Et Hugonet ne le lui avait jamais pardonné.

Il avait encore contre lui un autre motif de haine.

Nature loyale et généreuse, Gaultier ne pouvait voir opprimer les faibles ; il avait l’âme chevaleresque de ces redresseurs de torts qui s’en allaient par le monde, à la défense de la veuve et de l’orphelin.

Certain soir, il aperçut une bohémienne, assaillie à coups de pierres par une bande de gamins à la tête desquels se trouvait Hugonet.

La malheureuse serrait éperdument dans ses bras un corbeau au plumage hérissé, au bec sanglant, à la patte brisée, et suppliait vainement ses persécuteurs d’épargner la pauvre bête.

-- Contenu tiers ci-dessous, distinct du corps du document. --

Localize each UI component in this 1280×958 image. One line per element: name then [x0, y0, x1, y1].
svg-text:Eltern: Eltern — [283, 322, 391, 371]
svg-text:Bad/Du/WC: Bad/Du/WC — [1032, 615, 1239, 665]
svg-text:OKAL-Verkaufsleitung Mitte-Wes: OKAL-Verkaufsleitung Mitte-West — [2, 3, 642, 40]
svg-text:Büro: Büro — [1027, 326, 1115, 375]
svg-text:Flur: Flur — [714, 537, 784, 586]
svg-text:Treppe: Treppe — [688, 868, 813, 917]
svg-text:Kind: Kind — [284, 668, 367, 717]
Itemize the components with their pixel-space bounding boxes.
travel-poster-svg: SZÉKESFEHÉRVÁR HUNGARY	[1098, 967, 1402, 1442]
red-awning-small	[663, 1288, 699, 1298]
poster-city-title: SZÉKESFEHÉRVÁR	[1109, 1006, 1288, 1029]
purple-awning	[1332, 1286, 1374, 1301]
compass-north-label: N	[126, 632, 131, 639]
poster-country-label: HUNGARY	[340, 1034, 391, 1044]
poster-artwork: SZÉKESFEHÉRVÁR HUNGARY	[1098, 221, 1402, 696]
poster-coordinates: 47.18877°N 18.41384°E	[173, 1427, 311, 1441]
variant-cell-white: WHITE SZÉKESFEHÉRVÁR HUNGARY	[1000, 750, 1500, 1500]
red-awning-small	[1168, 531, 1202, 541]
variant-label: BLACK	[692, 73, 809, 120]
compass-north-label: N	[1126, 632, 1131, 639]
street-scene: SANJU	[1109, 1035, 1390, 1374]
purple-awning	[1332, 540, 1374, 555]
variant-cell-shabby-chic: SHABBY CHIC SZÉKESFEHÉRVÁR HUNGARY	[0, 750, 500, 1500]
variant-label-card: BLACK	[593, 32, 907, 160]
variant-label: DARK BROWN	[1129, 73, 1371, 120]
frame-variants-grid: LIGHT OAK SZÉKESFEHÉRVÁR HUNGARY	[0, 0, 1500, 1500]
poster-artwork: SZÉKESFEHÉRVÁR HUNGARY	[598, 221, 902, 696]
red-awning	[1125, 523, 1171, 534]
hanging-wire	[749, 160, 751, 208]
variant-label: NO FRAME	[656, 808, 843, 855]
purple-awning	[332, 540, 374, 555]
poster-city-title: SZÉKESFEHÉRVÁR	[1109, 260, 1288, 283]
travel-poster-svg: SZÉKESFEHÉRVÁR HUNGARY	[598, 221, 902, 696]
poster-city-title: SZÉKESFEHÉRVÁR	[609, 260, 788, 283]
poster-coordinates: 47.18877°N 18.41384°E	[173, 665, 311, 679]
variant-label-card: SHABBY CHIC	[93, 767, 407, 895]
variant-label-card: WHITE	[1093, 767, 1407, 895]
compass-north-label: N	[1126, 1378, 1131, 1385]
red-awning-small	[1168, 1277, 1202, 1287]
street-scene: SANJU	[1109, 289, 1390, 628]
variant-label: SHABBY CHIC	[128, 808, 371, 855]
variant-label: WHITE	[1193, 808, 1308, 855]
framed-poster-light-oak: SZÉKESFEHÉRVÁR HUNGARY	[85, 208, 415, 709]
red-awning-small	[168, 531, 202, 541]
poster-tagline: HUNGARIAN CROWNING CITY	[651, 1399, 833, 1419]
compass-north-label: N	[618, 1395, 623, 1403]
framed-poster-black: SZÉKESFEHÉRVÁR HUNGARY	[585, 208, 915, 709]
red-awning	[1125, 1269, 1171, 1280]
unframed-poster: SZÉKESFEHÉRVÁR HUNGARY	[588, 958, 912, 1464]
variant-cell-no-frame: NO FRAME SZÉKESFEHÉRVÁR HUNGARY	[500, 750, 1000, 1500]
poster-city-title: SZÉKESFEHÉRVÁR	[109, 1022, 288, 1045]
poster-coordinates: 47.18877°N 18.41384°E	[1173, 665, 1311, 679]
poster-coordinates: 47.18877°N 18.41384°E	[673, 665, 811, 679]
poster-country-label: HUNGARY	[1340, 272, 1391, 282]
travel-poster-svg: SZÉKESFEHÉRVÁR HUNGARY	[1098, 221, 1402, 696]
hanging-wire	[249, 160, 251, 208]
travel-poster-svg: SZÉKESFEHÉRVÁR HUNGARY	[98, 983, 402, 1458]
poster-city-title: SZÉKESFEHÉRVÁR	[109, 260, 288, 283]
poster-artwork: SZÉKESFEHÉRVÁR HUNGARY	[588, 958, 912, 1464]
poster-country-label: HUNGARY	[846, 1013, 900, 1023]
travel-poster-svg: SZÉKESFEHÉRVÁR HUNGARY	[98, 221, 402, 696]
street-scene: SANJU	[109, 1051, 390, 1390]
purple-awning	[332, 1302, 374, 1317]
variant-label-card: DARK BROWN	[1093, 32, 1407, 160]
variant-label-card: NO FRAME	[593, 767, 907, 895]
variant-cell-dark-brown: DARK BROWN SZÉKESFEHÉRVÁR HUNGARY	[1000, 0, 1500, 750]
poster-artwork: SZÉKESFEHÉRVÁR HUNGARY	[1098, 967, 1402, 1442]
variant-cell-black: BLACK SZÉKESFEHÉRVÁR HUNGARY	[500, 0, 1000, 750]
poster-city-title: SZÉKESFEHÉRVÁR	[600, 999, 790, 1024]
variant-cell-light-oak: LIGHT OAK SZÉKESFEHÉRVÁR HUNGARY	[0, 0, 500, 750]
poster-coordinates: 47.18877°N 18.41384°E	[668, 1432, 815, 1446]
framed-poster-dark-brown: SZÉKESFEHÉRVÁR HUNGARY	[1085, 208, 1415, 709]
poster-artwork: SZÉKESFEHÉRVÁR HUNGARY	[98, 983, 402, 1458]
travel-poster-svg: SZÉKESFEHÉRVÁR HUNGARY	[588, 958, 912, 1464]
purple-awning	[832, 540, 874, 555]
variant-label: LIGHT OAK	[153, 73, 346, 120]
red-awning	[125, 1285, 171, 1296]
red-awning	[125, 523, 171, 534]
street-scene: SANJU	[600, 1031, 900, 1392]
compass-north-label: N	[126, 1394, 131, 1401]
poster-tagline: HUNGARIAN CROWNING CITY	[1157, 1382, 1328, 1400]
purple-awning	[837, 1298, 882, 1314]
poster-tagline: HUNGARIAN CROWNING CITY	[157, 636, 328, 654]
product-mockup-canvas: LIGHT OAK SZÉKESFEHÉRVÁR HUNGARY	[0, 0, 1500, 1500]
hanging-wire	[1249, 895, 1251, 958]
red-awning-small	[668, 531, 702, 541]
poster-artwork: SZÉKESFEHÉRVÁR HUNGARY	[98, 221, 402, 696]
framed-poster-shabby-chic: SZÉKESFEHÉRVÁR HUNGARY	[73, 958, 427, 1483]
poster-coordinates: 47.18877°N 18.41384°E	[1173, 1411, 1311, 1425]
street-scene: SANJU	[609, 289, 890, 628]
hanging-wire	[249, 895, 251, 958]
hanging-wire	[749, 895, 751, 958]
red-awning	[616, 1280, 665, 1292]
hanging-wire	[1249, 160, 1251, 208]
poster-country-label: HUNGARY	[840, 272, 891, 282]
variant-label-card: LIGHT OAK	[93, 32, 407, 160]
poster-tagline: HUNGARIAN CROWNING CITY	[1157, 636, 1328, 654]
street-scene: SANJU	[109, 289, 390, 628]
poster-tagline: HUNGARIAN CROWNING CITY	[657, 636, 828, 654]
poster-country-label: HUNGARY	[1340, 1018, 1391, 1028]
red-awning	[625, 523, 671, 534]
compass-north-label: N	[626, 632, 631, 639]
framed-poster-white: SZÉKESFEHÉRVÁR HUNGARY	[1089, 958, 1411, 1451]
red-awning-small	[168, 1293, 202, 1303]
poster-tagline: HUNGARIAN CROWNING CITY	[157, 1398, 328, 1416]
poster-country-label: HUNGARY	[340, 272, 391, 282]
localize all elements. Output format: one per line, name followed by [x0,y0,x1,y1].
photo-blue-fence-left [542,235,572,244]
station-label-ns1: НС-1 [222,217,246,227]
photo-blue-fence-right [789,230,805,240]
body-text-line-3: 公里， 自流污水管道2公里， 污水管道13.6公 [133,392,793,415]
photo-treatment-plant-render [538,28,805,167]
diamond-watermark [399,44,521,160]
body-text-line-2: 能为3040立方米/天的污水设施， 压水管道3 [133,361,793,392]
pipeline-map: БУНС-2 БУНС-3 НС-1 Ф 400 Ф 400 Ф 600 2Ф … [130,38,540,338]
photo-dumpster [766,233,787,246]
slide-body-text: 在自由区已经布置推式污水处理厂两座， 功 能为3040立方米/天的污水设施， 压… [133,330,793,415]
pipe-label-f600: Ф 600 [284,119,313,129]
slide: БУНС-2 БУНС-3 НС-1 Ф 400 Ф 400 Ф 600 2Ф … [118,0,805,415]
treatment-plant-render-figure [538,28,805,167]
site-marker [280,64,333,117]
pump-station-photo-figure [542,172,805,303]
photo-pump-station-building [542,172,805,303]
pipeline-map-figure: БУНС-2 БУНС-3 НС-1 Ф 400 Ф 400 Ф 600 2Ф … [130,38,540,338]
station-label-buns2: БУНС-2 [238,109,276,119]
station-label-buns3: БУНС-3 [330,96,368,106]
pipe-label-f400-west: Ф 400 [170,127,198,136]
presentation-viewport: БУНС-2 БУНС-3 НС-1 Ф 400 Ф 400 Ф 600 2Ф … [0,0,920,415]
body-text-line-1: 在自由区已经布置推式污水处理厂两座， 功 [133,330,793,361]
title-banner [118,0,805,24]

Malgré le mépris attaché à cette race maudite, Gaultier se jeta résolument parmi les assaillants, et, sans s’occuper des autres, il saisit Hugonet par le collet et lui administra une verte correction.

Guy arrivait à la rescousse ; la bande prit la fuite et les deux frères demeurèrent maîtres du champ de bataille.

La bohémienne ne savait comment les remercier ; elle voulut absolument leur tirer leur horoscope.

Gaultier refusait, disant que c’était chose damnable et impie.

— Bah ! laisse donc ! ça lui fait plaisir et nous ne serons pas obligés de la croire, rétorqua Guy, grillant de curiosité.

Et il tendit sa large main, dans laquelle eussent tenu aisément les deux mains fines et blanches de son compagnon.

La vieille les examina l’une après l’autre.